When new elements are added to the queue, we call stackOne.addFirst(e).

When we need to poll the queue and get the least recently added element, we poll the first element from stackTwo. If stackTwo is empty, we need to transfer the elements on stackOne to stackTwo by pushing the elements popped from stackOne one at a time.
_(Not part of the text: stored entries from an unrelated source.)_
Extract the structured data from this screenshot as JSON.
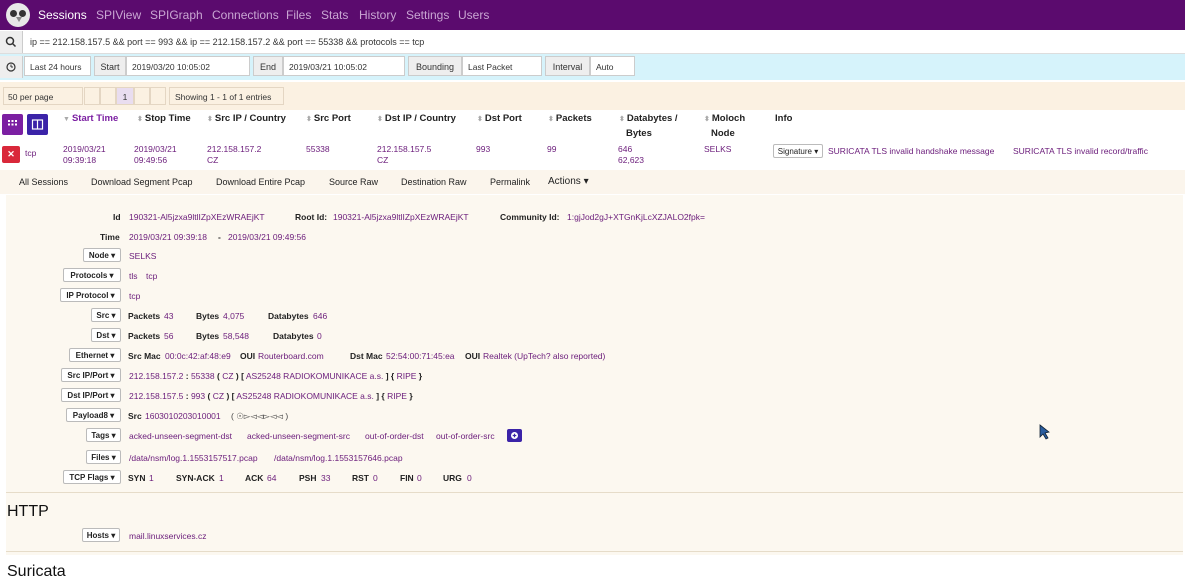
{
  "nav": {
    "items": [
      "Sessions",
      "SPIView",
      "SPIGraph",
      "Connections",
      "Files",
      "Stats",
      "History",
      "Settings",
      "Users"
    ]
  },
  "search": {
    "query": "ip == 212.158.157.5 && port == 993 && ip == 212.158.157.2 && port == 55338 && protocols == tcp"
  },
  "time": {
    "range": "Last 24 hours",
    "start_label": "Start",
    "start_value": "2019/03/20 10:05:02",
    "end_label": "End",
    "end_value": "2019/03/21 10:05:02",
    "bounding_label": "Bounding",
    "bounding_value": "Last Packet",
    "interval_label": "Interval",
    "interval_value": "Auto"
  },
  "paging": {
    "per_page": "50 per page",
    "current_page": "1",
    "showing": "Showing 1 - 1 of 1 entries"
  },
  "table": {
    "headers": {
      "start_time": "Start Time",
      "stop_time": "Stop Time",
      "src_ip_country": "Src IP / Country",
      "src_port": "Src Port",
      "dst_ip_country": "Dst IP / Country",
      "dst_port": "Dst Port",
      "packets": "Packets",
      "databytes_1": "Databytes /",
      "databytes_2": "Bytes",
      "moloch_1": "Moloch",
      "moloch_2": "Node",
      "info": "Info"
    },
    "row": {
      "protocol": "tcp",
      "start_date": "2019/03/21",
      "start_time": "09:39:18",
      "stop_date": "2019/03/21",
      "stop_time": "09:49:56",
      "src_ip": "212.158.157.2",
      "src_country": "CZ",
      "src_port": "55338",
      "dst_ip": "212.158.157.5",
      "dst_country": "CZ",
      "dst_port": "993",
      "packets": "99",
      "databytes": "646",
      "bytes": "62,623",
      "node": "SELKS",
      "info_dropdown": "Signature",
      "info_1": "SURICATA TLS invalid handshake message",
      "info_2": "SURICATA TLS invalid record/traffic"
    }
  },
  "actions": [
    "All Sessions",
    "Download Segment Pcap",
    "Download Entire Pcap",
    "Source Raw",
    "Destination Raw",
    "Permalink",
    "Actions"
  ],
  "detail": {
    "id_label": "Id",
    "id_value": "190321-Al5jzxa9ltlIZpXEzWRAEjKT",
    "root_id_label": "Root Id:",
    "root_id_value": "190321-Al5jzxa9ltlIZpXEzWRAEjKT",
    "community_id_label": "Community Id:",
    "community_id_value": "1:gjJod2gJ+XTGnKjLcXZJALO2fpk=",
    "time_label": "Time",
    "time_start": "2019/03/21 09:39:18",
    "time_sep": "-",
    "time_end": "2019/03/21 09:49:56",
    "node_label": "Node",
    "node_value": "SELKS",
    "protocols_label": "Protocols",
    "protocols": [
      "tls",
      "tcp"
    ],
    "ip_protocol_label": "IP Protocol",
    "ip_protocol_value": "tcp",
    "src_label": "Src",
    "src_packets_label": "Packets",
    "src_packets": "43",
    "src_bytes_label": "Bytes",
    "src_bytes": "4,075",
    "src_databytes_label": "Databytes",
    "src_databytes": "646",
    "dst_label": "Dst",
    "dst_packets_label": "Packets",
    "dst_packets": "56",
    "dst_bytes_label": "Bytes",
    "dst_bytes": "58,548",
    "dst_databytes_label": "Databytes",
    "dst_databytes": "0",
    "ethernet_label": "Ethernet",
    "src_mac_label": "Src Mac",
    "src_mac": "00:0c:42:af:48:e9",
    "oui_label": "OUI",
    "src_oui": "Routerboard.com",
    "dst_mac_label": "Dst Mac",
    "dst_mac": "52:54:00:71:45:ea",
    "dst_oui": "Realtek (UpTech? also reported)",
    "src_ipport_label": "Src IP/Port",
    "src_ip": "212.158.157.2",
    "src_port": "55338",
    "src_country": "CZ",
    "src_asn": "AS25248 RADIOKOMUNIKACE a.s.",
    "src_rir": "RIPE",
    "dst_ipport_label": "Dst IP/Port",
    "dst_ip": "212.158.157.5",
    "dst_port": "993",
    "dst_country": "CZ",
    "dst_asn": "AS25248 RADIOKOMUNIKACE a.s.",
    "dst_rir": "RIPE",
    "payload_label": "Payload8",
    "payload_src_label": "Src",
    "payload_src_value": "1603010203010001",
    "payload_src_ascii": "( ☉▻◅◅▻◅◅ )",
    "tags_label": "Tags",
    "tags": [
      "acked-unseen-segment-dst",
      "acked-unseen-segment-src",
      "out-of-order-dst",
      "out-of-order-src"
    ],
    "files_label": "Files",
    "files": [
      "/data/nsm/log.1.1553157517.pcap",
      "/data/nsm/log.1.1553157646.pcap"
    ],
    "tcp_flags_label": "TCP Flags",
    "flags": [
      {
        "name": "SYN",
        "value": "1"
      },
      {
        "name": "SYN-ACK",
        "value": "1"
      },
      {
        "name": "ACK",
        "value": "64"
      },
      {
        "name": "PSH",
        "value": "33"
      },
      {
        "name": "RST",
        "value": "0"
      },
      {
        "name": "FIN",
        "value": "0"
      },
      {
        "name": "URG",
        "value": "0"
      }
    ]
  },
  "http": {
    "title": "HTTP",
    "hosts_label": "Hosts",
    "host": "mail.linuxservices.cz"
  },
  "suricata": {
    "title": "Suricata"
  },
  "colors": {
    "nav_bg": "#5b0b6e",
    "link": "#6a1b7a",
    "time_bar_bg": "#d6f3fb",
    "detail_bg": "#fcf8f0",
    "close_button": "#d9283a",
    "view_button": "#3b23a8"
  }
}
Therefore, the order that the elements are offered to and polled from the queue are accordance to FIFO.

Solution

Code

public class Solution {
  // Set up two stacks
  private Deque<Integer> stackOne;
  private Deque<Integer> stackTwo;

  public Solution() {
    // Write your solution here
    // The 1st stack is used only when we need to add in new elements
    // The 2nd stack is used only when we need to poll or peek the first element
    stackOne = new LinkedList<>();
    stackTwo = new LinkedList<>();
  }

  public Integer poll() {
    // When there are elements in the 2nd stack --> poll directly
    // Otherwise, transfer all elements from the 1st stack to the 2nd stack and poll
    if (stackTwo.isEmpty()) {
      transferStack();
    }
    return stackTwo.pollFirst();
  }

  public void offer(int element) {
    stackOne.addFirst(element);
  }

  public Integer peek() {
    if (stackTwo.isEmpty()) {
      transferStack();
    }
    return stackTwo.peekFirst();
  }

  public int size() {
    return stackOne.size() + stackTwo.size();
  }

  public boolean isEmpty() {
    return stackOne.isEmpty() && stackTwo.isEmpty();
  }

  private void transferStack() {
    while (!stackOne.isEmpty()) {
      stackTwo.addFirst(stackOne.pollFirst());
    }
  }
}

Complexity

Time

Enqueue: simply pushing elements onto stackOne ⇒ O(1)

Dequeue:

  • Best-case: directly pop the top of stackTwo ⇒ O(1)
  • Worst-case: move all elements on stackOne to stackTwo and pop ⇒ O(n)
  • Amortized:
    • 1st call (triggers the transfer) ⇒ n _ stackOne.pop() + n _ stackTwo.push + 1
    • 2nd call (directly pop) ⇒ 1
    • 3rd call (directly pop) ⇒ 1
    • 1000th call (directly pop) ⇒ 1
    • ((2n + 1) + 1 * (n - 1)) / n = 3n/n = 3
    • Thus, amortized-time complexity of dequeue ⇒ O(3) = O(1)

Space

Two stacks of size n are used ⇒ O(n).